Figure 3. Identification of NALP7 ubiquitin acceptor sites.

(a) TUBEs pulldown of ubiquitinated NALP7-V5 from denatured Beas2B cell lysates increased with leupeptin (LEU) (50 μM) treatment compared to untreated control. (b) Ubiquitinated NALP7-V5 was identified by immunoblotting after pulldown with non-selective TUBEs reagent and anti-K63 TUBEs from denatured Beas2B cell lysates. (c) UbiCREST assay.

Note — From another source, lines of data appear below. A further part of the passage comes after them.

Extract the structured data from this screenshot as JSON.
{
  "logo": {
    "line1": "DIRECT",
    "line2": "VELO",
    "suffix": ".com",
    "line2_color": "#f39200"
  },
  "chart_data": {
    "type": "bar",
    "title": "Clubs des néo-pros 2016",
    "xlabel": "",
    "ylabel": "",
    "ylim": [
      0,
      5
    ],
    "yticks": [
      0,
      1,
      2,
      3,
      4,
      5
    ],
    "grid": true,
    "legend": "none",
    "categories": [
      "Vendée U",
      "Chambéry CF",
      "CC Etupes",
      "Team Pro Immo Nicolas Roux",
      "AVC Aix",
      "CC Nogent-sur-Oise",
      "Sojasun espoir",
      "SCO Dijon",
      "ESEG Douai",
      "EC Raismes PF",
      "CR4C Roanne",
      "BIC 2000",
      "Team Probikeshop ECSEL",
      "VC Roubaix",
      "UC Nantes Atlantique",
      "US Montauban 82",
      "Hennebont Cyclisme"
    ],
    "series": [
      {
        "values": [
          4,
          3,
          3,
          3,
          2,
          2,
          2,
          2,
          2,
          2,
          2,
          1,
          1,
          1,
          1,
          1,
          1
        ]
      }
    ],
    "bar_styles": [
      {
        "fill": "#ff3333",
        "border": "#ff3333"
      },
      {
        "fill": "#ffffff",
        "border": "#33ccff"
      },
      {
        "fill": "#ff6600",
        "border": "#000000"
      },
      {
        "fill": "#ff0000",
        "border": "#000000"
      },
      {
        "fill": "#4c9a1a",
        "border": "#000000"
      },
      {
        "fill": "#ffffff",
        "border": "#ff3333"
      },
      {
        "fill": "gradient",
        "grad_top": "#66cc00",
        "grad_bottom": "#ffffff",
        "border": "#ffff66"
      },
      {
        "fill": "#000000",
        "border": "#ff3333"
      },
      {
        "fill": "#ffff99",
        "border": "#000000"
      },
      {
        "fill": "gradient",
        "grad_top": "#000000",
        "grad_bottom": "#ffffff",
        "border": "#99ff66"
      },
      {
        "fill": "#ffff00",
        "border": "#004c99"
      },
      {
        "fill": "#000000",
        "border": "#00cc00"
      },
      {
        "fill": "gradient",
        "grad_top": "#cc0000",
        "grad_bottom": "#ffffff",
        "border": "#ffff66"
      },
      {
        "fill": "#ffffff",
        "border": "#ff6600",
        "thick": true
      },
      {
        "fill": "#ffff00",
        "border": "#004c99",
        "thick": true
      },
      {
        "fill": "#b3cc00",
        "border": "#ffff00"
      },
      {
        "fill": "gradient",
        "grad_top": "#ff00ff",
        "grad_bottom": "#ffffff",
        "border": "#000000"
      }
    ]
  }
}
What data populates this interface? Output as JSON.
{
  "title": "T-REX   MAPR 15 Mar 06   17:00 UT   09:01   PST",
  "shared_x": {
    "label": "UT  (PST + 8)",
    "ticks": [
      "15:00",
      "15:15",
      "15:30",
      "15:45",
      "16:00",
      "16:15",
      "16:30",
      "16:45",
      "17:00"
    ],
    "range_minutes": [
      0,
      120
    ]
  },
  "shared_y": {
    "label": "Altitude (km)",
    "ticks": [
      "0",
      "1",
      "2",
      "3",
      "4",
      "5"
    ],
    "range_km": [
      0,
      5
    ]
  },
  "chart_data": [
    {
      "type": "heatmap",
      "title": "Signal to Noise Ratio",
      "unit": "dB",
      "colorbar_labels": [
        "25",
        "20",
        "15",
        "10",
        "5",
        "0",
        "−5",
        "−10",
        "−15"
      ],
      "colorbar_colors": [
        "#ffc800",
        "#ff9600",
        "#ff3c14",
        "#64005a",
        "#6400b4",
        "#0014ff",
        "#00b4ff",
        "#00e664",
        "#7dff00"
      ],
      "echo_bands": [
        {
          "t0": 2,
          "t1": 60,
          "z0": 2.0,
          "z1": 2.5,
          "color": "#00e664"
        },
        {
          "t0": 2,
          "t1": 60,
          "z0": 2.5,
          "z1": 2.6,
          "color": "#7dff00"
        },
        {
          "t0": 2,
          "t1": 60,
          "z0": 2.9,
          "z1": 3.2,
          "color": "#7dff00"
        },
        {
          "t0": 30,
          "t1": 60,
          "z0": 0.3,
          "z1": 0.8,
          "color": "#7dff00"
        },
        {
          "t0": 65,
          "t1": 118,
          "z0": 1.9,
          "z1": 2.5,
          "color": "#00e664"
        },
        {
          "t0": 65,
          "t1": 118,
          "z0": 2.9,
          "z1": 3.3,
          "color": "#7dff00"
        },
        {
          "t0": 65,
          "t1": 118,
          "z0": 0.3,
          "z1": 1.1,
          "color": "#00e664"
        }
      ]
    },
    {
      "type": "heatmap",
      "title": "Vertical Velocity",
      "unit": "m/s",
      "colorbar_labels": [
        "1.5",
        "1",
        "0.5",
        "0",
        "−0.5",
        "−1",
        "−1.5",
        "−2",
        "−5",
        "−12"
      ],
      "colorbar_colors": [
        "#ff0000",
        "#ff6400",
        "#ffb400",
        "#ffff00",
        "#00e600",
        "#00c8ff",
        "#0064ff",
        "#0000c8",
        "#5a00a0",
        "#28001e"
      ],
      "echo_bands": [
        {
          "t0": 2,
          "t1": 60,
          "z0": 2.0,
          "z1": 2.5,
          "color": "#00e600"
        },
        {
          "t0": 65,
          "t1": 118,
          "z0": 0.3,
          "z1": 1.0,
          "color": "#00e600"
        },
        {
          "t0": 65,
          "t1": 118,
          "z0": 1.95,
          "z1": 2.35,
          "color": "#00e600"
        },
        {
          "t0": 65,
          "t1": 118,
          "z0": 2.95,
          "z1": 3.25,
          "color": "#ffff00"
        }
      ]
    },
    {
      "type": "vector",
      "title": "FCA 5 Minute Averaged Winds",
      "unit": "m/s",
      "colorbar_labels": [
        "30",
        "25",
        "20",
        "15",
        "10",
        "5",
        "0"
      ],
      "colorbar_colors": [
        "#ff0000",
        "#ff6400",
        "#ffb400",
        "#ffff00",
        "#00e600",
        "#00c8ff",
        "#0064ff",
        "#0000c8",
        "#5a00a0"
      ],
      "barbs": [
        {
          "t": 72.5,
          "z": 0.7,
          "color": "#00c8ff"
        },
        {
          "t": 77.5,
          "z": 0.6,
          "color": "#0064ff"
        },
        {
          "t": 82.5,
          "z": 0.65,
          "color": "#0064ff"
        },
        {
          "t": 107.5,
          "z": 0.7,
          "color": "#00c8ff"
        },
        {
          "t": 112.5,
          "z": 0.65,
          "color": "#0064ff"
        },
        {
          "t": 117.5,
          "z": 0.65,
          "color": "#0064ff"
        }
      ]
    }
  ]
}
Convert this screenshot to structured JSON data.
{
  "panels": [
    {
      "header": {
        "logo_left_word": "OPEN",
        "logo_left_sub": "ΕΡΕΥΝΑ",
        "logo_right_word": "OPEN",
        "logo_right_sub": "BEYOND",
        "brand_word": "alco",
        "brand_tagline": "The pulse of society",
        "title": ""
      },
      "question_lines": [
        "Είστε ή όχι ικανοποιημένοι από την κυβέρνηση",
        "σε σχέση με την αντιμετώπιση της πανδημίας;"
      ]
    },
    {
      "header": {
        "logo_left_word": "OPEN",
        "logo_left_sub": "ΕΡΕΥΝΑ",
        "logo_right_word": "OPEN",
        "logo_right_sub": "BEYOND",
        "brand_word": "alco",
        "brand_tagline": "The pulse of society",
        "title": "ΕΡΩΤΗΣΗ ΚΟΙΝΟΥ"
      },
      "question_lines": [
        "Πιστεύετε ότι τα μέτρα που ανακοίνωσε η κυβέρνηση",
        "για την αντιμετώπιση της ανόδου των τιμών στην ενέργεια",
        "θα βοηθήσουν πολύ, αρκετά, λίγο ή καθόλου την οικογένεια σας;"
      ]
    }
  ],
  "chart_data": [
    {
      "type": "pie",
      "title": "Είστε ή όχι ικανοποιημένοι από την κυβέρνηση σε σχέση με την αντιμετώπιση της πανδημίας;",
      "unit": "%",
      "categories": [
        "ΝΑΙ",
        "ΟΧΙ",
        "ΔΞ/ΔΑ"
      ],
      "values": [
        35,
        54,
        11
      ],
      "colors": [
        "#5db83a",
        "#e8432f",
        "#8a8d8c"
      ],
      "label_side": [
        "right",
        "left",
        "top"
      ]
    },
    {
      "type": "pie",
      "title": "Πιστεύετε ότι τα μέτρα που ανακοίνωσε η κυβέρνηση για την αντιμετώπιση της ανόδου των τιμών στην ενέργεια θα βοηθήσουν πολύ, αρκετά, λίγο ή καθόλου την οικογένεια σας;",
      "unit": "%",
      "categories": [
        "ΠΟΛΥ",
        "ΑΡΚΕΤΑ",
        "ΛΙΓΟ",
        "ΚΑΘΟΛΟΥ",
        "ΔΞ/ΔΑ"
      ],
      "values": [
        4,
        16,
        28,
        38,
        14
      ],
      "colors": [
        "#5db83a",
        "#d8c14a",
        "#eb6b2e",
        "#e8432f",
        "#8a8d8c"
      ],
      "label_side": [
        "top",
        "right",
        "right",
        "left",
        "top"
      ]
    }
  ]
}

Immunopurified Ub-NALP7-V5 abundance decreased when incubated at 37 °C for 30 min with purified, recombinant USP2, Trabid, OTUD3 and STAMBP, but not OTULIN, OTUB1, Yod1 or Cezanne in vitro. (d) Mapping of NALP7 using truncation mutants. (e) Half life analysis of transfected wild-type and truncation mutant NALP7-V5 and (f) transfected K→R point mutant NALP7-V5 in Beas2B cells. (g,h) Densitometric analysis of (g) NALP7 truncation mutant and (h) NALP7 K→R point mutant signal versus time, normalized to β-actin. Data shown as mean±s.d. (n=2). *P<0.05 compared to wild-type using a two-way analysis of variance (ANOVA) with post hoc Dunnett's multiple comparisons test. (i) Immunopurified NALP7-V5 KRK288RRR (KRK) mutant showed decreased ubiquitination compared to wild-type or K374R mutant in Beas2B cells.